Isso nos faz experimentar na pele que definir como “emergência humana” a dramática situação na qual se encontrava, e se encontra, o eu de cada um, não é um exagero. Dom Giussani está tão certo disso que a descreve como uma espécie de “anorexia do humano” (p. 35).
Nessa situação, como a resposta do staretz João pode se tornar realmente minha, nossa? Somente se há uma presença na história capaz de inquietar, provocar a presença devastadora do poder...

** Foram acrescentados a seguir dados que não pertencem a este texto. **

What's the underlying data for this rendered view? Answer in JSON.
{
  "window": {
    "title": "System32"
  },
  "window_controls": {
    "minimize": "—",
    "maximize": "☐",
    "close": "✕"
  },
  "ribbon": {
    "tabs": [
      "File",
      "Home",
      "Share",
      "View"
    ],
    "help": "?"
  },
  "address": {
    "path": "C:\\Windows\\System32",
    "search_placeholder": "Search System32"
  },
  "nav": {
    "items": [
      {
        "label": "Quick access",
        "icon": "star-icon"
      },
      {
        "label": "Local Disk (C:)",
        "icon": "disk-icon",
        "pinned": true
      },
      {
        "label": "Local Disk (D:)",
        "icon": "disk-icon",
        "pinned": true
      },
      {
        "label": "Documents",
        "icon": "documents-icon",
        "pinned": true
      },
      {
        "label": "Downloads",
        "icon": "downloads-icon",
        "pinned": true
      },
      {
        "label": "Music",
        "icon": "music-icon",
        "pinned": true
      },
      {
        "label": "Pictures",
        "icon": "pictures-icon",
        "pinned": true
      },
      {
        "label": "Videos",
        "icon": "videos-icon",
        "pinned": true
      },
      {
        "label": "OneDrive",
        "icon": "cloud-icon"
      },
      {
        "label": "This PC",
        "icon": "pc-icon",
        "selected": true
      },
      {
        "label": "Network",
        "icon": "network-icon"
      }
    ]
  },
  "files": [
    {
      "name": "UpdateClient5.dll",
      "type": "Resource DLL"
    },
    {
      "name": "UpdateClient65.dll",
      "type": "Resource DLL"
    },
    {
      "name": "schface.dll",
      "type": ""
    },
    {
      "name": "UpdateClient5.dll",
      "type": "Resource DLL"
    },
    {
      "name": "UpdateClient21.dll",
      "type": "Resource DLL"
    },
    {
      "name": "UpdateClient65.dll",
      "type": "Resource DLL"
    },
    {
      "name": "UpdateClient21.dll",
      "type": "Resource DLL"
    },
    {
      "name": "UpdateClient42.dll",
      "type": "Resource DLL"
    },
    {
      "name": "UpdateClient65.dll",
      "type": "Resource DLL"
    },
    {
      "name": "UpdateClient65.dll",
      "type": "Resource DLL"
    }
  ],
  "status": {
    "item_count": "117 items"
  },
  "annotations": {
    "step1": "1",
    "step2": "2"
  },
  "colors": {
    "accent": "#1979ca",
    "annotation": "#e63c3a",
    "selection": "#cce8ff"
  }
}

2) A pretensão do cristianismo é ser uma presença inquietante para o poder, como disse Dom Giussani: “O que caracteriza o fato cristão? [...] Cristo é uma dramática presença. Por que dramática? Exatamente porque é uma presença inquietante para o presente – eis o drama –, ou seja, provocante para o presente. Está nesta provocação do presente – que transforma o presente, age sobre o presente – a dramaticidade”. E insiste: “Cristo é uma presença dramática. Cristo: n’Ele habita corporalmente a divindade. Vocês falaram da ‘fisicidade’ de Cristo. E é exatamente isso que a mentalidade dominante extermina, desculpem-me, tenta exterminar, diante de nossos olhos” (p. 144).
Exatamente na medida em que compreendermos a natureza da luta que está em curso, poderemos responder de forma consciente à pergunta do imperador: “‘O que tendes de mais caro?’ [...] ‘Aquilo que temos de mais caro, grande soberano, é Cristo e tudo aquilo que d’Ele deriva’”. E “o que deriva d’Ele? Tudo”. De fato, nada, nem os valores cristãos, nem a ética, nem as iniciativas, poderia resistir, sem a Sua pessoa. Desvinculados d’Ele, têm os dias contados, como vemos em nós e nos outros. Pelo contrário, n’Ele tudo adquire uma consistência desconhecida...
Mas, como se torna presente aquele Fato, como nos alcança do passado, a ponto de ser uma presença provocante para cada um de nós, hoje, que não se reduz às nossas pretensões e interpretações? “Ou Cristo incide, coincide, determina o tempo e o espaço, ou seja, a realidade de uma companhia que se torna sinal d’Ele (determina a realidade da nossa companhia, a realidade de uma companhia)”, nos diz Dom Giussani, “ou então, não existe, é um pensamento” (pp. 458-459).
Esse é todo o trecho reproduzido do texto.